In a column at The Daily Beast, I argue that although Rush Limbaugh constantly complains about race-baiters like Al Sharpton, the talk radio host is himself constantly accusing his political adversaries of racism.
Before I cite numerous examples, I say this:
I share a powerful distaste for characters like Al Sharpton, who deliberately play on the racial anxieties of Americans. As one of the most powerful slurs in American life, “racist” is an accusation that ought to be made rarely, after careful deliberation, with incontrovertible evidence, and never merely to score points at the expense of a political adversary. So I join Mr. Hinderaker and Mr. McCarthy in asserting that Mr. Limbaugh has never been proved a racist, and that race-baiting is an awful feature of American public discourse. It damages reputations and undermines our ability to target actual racism. Those who engage in it deserve our ire.
Adam Sewer is upset by my position — characterizing it, he draws the conclusion that I subscribe to “a milder version” of the proposition that “there are no racists in America.”
This is inaccurate. I think that there are plenty of racists in America.
Mr. Serwer goes on to write:
Friedersdorf’s definition of “actual racism” excludes pretty much anyone who isn’t wearing a white sheet and brandishing a noose, which in a practical sense, just means that you can be as racist as you want as long as you make a minimal effort to conceal or deny it. Or you could just say you aren’t a racist after saying something racist, Friedersdorf will apparently “take you at your word.” What’s the substantive difference for Limbaugh’s targets between Limbaugh employing racism in political argument as a “provocateur” and him somehow not being a racist on the inside?

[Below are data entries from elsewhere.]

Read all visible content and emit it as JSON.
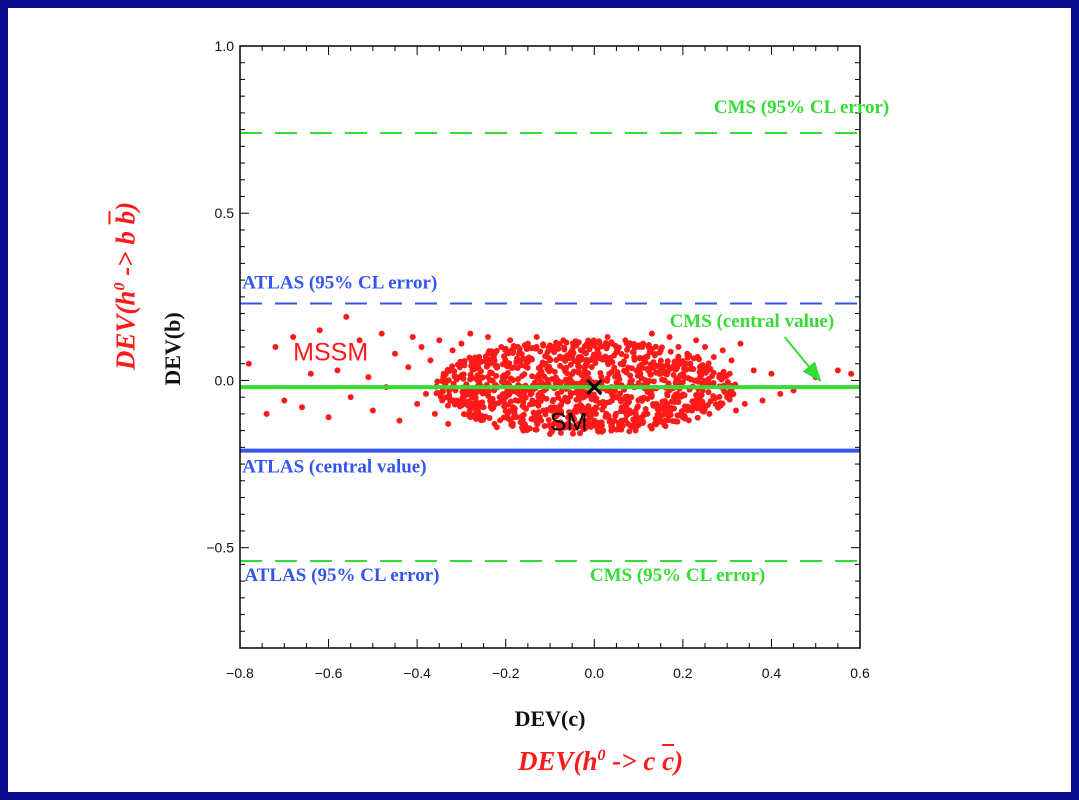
{
  "chart_data": {
    "type": "scatter",
    "xlabel": "DEV(c)",
    "ylabel": "DEV(b)",
    "outer_xlabel": {
      "prefix": "DEV(h",
      "sup": "0",
      "middle": " -> c ",
      "bar": "c",
      "suffix": ")"
    },
    "outer_ylabel": {
      "prefix": "DEV(h",
      "sup": "0",
      "middle": " -> b ",
      "bar": "b",
      "suffix": ")"
    },
    "xlim": [
      -0.8,
      0.6
    ],
    "ylim": [
      -0.8,
      1.0
    ],
    "xticks": [
      -0.8,
      -0.6,
      -0.4,
      -0.2,
      0.0,
      0.2,
      0.4,
      0.6
    ],
    "xtick_labels": [
      "−0.8",
      "−0.6",
      "−0.4",
      "−0.2",
      "0.0",
      "0.2",
      "0.4",
      "0.6"
    ],
    "yticks": [
      1.0,
      0.5,
      0.0,
      -0.5
    ],
    "ytick_labels": [
      "1.0",
      "0.5",
      "0.0",
      "−0.5"
    ],
    "grid": false,
    "colors": {
      "mssm": "#ff1a1a",
      "cms": "#33dd33",
      "atlas": "#3355ee",
      "sm": "#000000"
    },
    "hlines": [
      {
        "id": "cms-95-upper",
        "y": 0.74,
        "style": "dashed",
        "color": "#33dd33"
      },
      {
        "id": "atlas-95-upper",
        "y": 0.23,
        "style": "dashed",
        "color": "#3355ee"
      },
      {
        "id": "cms-central",
        "y": -0.02,
        "style": "solid",
        "color": "#33dd33"
      },
      {
        "id": "atlas-central",
        "y": -0.21,
        "style": "solid",
        "color": "#3355ee"
      },
      {
        "id": "cms-95-lower",
        "y": -0.54,
        "style": "dashed",
        "color": "#33dd33"
      }
    ],
    "annotations": [
      {
        "id": "cms-95-upper-label",
        "text": "CMS (95% CL error)",
        "x": 0.27,
        "y": 0.8,
        "color": "#33dd33"
      },
      {
        "id": "atlas-95-upper-label",
        "text": "ATLAS (95% CL error)",
        "x": -0.795,
        "y": 0.275,
        "color": "#3355ee"
      },
      {
        "id": "cms-central-label",
        "text": "CMS (central value)",
        "x": 0.17,
        "y": 0.16,
        "color": "#33dd33"
      },
      {
        "id": "atlas-central-label",
        "text": "ATLAS (central value)",
        "x": -0.795,
        "y": -0.275,
        "color": "#3355ee"
      },
      {
        "id": "atlas-95-lower-label",
        "text": "ATLAS (95% CL error)",
        "x": -0.79,
        "y": -0.6,
        "color": "#3355ee"
      },
      {
        "id": "cms-95-lower-label",
        "text": "CMS (95% CL error)",
        "x": -0.01,
        "y": -0.6,
        "color": "#33dd33"
      }
    ],
    "arrow": {
      "from": [
        0.43,
        0.13
      ],
      "to": [
        0.51,
        0.0
      ],
      "color": "#33dd33"
    },
    "mssm_label": {
      "text": "MSSM",
      "x": -0.68,
      "y": 0.06
    },
    "sm_point": {
      "x": 0.0,
      "y": -0.02,
      "label": "SM",
      "label_x": -0.1,
      "label_y": -0.15
    },
    "mssm_points": {
      "x": [
        -0.78,
        -0.74,
        -0.72,
        -0.7,
        -0.68,
        -0.66,
        -0.64,
        -0.62,
        -0.6,
        -0.58,
        -0.56,
        -0.55,
        -0.53,
        -0.51,
        -0.5,
        -0.48,
        -0.47,
        -0.45,
        -0.44,
        -0.42,
        -0.41,
        -0.4,
        -0.39,
        -0.38,
        -0.37,
        -0.36,
        -0.35,
        -0.34,
        -0.33,
        -0.32,
        -0.31,
        -0.3,
        -0.29,
        -0.28,
        -0.27,
        -0.26,
        -0.25,
        -0.24,
        -0.23,
        -0.22,
        -0.21,
        -0.2,
        -0.19,
        -0.18,
        -0.17,
        -0.16,
        -0.15,
        -0.14,
        -0.13,
        -0.12,
        -0.11,
        -0.1,
        -0.09,
        -0.08,
        -0.07,
        -0.06,
        -0.05,
        -0.04,
        -0.03,
        -0.02,
        -0.01,
        0.0,
        0.01,
        0.02,
        0.03,
        0.04,
        0.05,
        0.06,
        0.07,
        0.08,
        0.09,
        0.1,
        0.11,
        0.12,
        0.13,
        0.14,
        0.15,
        0.16,
        0.17,
        0.18,
        0.19,
        0.2,
        0.21,
        0.22,
        0.23,
        0.24,
        0.25,
        0.26,
        0.27,
        0.28,
        0.29,
        0.3,
        0.31,
        0.32,
        0.33,
        0.34,
        0.36,
        0.38,
        0.4,
        0.42,
        0.45,
        0.5,
        0.55,
        0.58
      ],
      "y": [
        0.05,
        -0.1,
        0.1,
        -0.06,
        0.13,
        -0.08,
        0.02,
        0.15,
        -0.11,
        0.03,
        0.19,
        -0.05,
        0.12,
        0.01,
        -0.09,
        0.14,
        -0.02,
        0.08,
        -0.12,
        0.04,
        0.13,
        -0.07,
        0.1,
        -0.04,
        0.06,
        -0.1,
        0.12,
        0.02,
        -0.13,
        0.09,
        -0.06,
        0.11,
        -0.03,
        0.14,
        -0.11,
        0.07,
        -0.08,
        0.13,
        0.0,
        -0.14,
        0.1,
        -0.05,
        0.12,
        -0.1,
        0.08,
        -0.15,
        0.11,
        -0.07,
        0.13,
        -0.12,
        0.05,
        -0.16,
        0.1,
        -0.08,
        0.12,
        -0.13,
        0.09,
        -0.14,
        0.07,
        -0.1,
        0.11,
        -0.12,
        0.08,
        -0.15,
        0.13,
        -0.06,
        0.1,
        -0.14,
        0.12,
        -0.09,
        0.07,
        -0.13,
        0.11,
        -0.1,
        0.14,
        -0.07,
        0.09,
        -0.12,
        0.13,
        -0.05,
        0.1,
        -0.11,
        0.08,
        -0.09,
        0.12,
        -0.06,
        0.1,
        -0.1,
        0.07,
        -0.08,
        0.09,
        -0.05,
        0.06,
        -0.09,
        0.11,
        -0.07,
        0.03,
        -0.06,
        0.02,
        -0.04,
        -0.03,
        0.01,
        0.03,
        0.02
      ]
    }
  }
}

Does that somehow mean that people won’t internalize the message he sends when he implies black people are all on welfare?
A couple points in response:
1) Racism isn’t the only race-related sin in America that harms its targets — one can be a racial provocateur or play on the racism of others and hurt society in profound ways, without ever hating people of a different race, or thinking that they are inferior. Mr. Serwer and I seem to agree that Mr. Limbaugh hurts minorities with some of the comments that he makes. For example, when Mr. Limbaugh claimed that in Barack Obama’s America, white kids are getting beat up on school buses, he stirred up racial anxieties in a way that victimizes credulous white people and black people. Describing his comments as racial provocations rather than racism doesn’t imply that it isn’t wrong, or that no one is hurt by it.

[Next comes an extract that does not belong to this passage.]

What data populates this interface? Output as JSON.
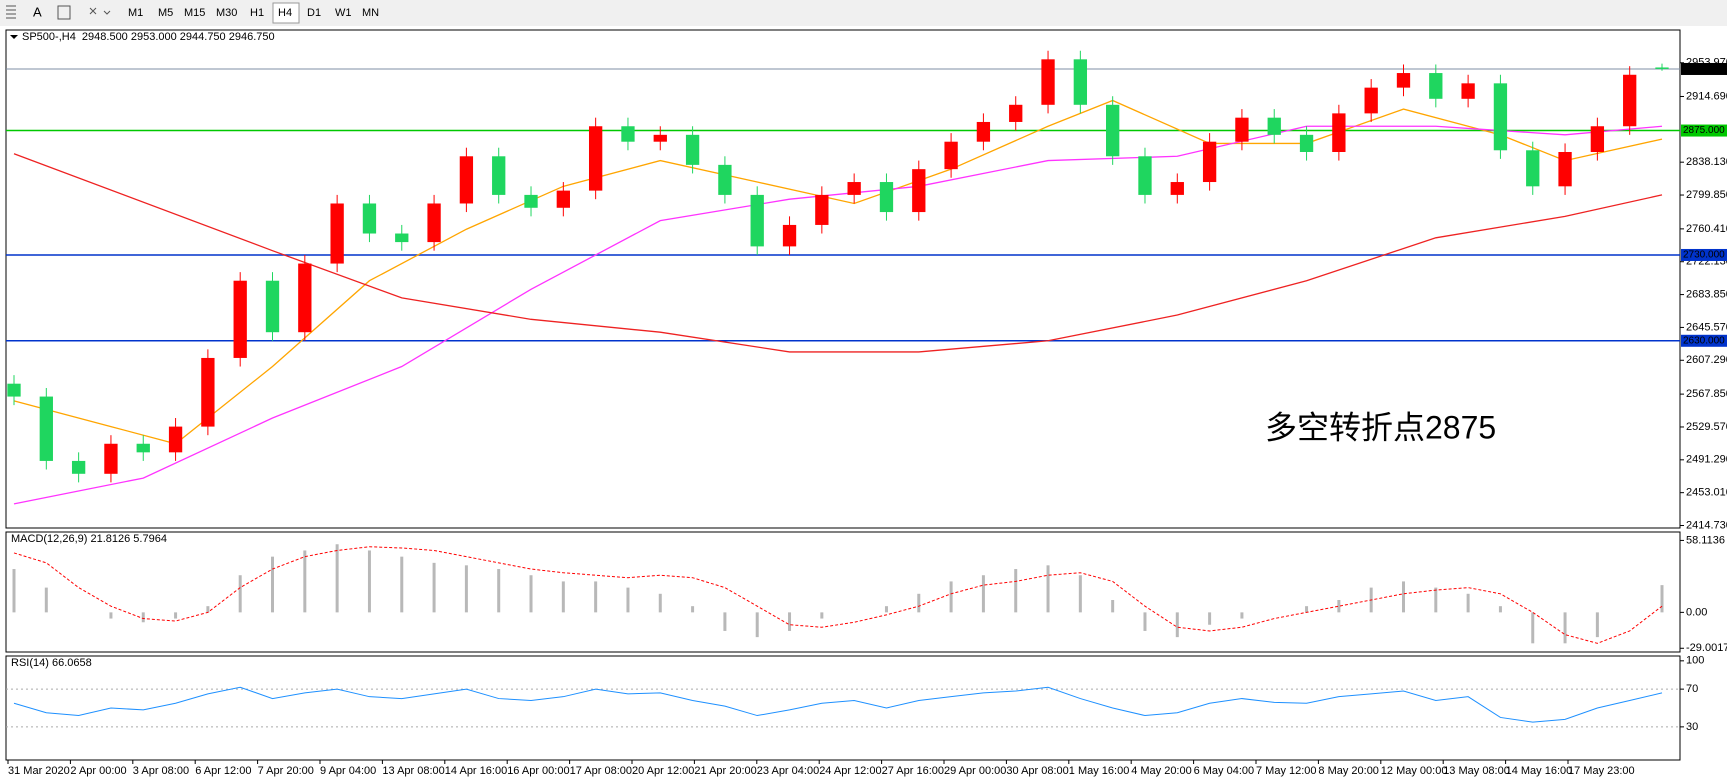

2) Mr. Serwer is right to conclude that my standard for labeling someone a racist isn’t perfect, insofar as some actual racists won’t be branded for lack of proof. Similarly, the presumption of innocence in criminal law, and the “beyond a reasonable doubt” standard for proving guilt, results in some criminals going free for lack of sufficient evidence, despite their guilt. This is galling, sure, but it’s also the most just approach.
Finally, Mr. Serwer writes:
What Friedersdorf is doing by describing the term “racist” as “one of the most powerful slurs in American life” is making an implicit comparison to the word “nigger.” The only problem is that “nigger” is a figment of the American racial imagination, a term that does not describe any actual human beings, whereas racism is all too real — if more appropriately applied to behavior rather than individuals as a whole. “Racist” is only a “slur” if it is inaccurate.

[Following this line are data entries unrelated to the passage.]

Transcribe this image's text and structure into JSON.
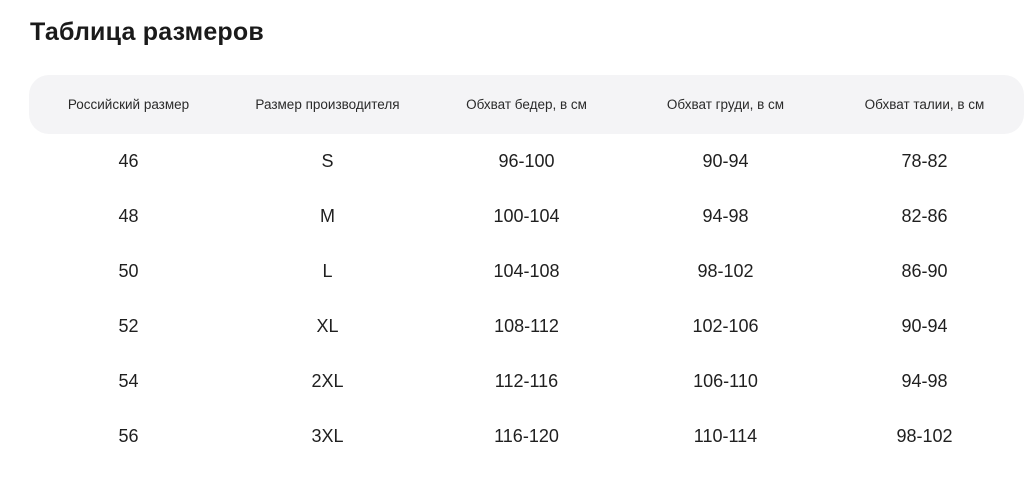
{
  "title": "Таблица размеров",
  "table": {
    "headers": [
      "Российский размер",
      "Размер производителя",
      "Обхват бедер, в см",
      "Обхват груди, в см",
      "Обхват талии, в см"
    ],
    "rows": [
      [
        "46",
        "S",
        "96-100",
        "90-94",
        "78-82"
      ],
      [
        "48",
        "M",
        "100-104",
        "94-98",
        "82-86"
      ],
      [
        "50",
        "L",
        "104-108",
        "98-102",
        "86-90"
      ],
      [
        "52",
        "XL",
        "108-112",
        "102-106",
        "90-94"
      ],
      [
        "54",
        "2XL",
        "112-116",
        "106-110",
        "94-98"
      ],
      [
        "56",
        "3XL",
        "116-120",
        "110-114",
        "98-102"
      ]
    ]
  }
}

That implicit comparison hadn’t actually occurred to me — I think there are important differences between the words, the most important of which is I think “racist” is a word that discredits the person being labeled, whereas at this point the n-word is a slur that discredits the person doing the labeling. I agree, however, that racist is only a slur of it is inaccurate. My column on Mr. Limbaugh’s use of the term should be evidence enough that it is frequently bandied about inaccurately by people who want to trade on the power it confers. I regard that as an important trend to oppose, whether the perpetrator is Rush Limbaugh or Al Sharpton.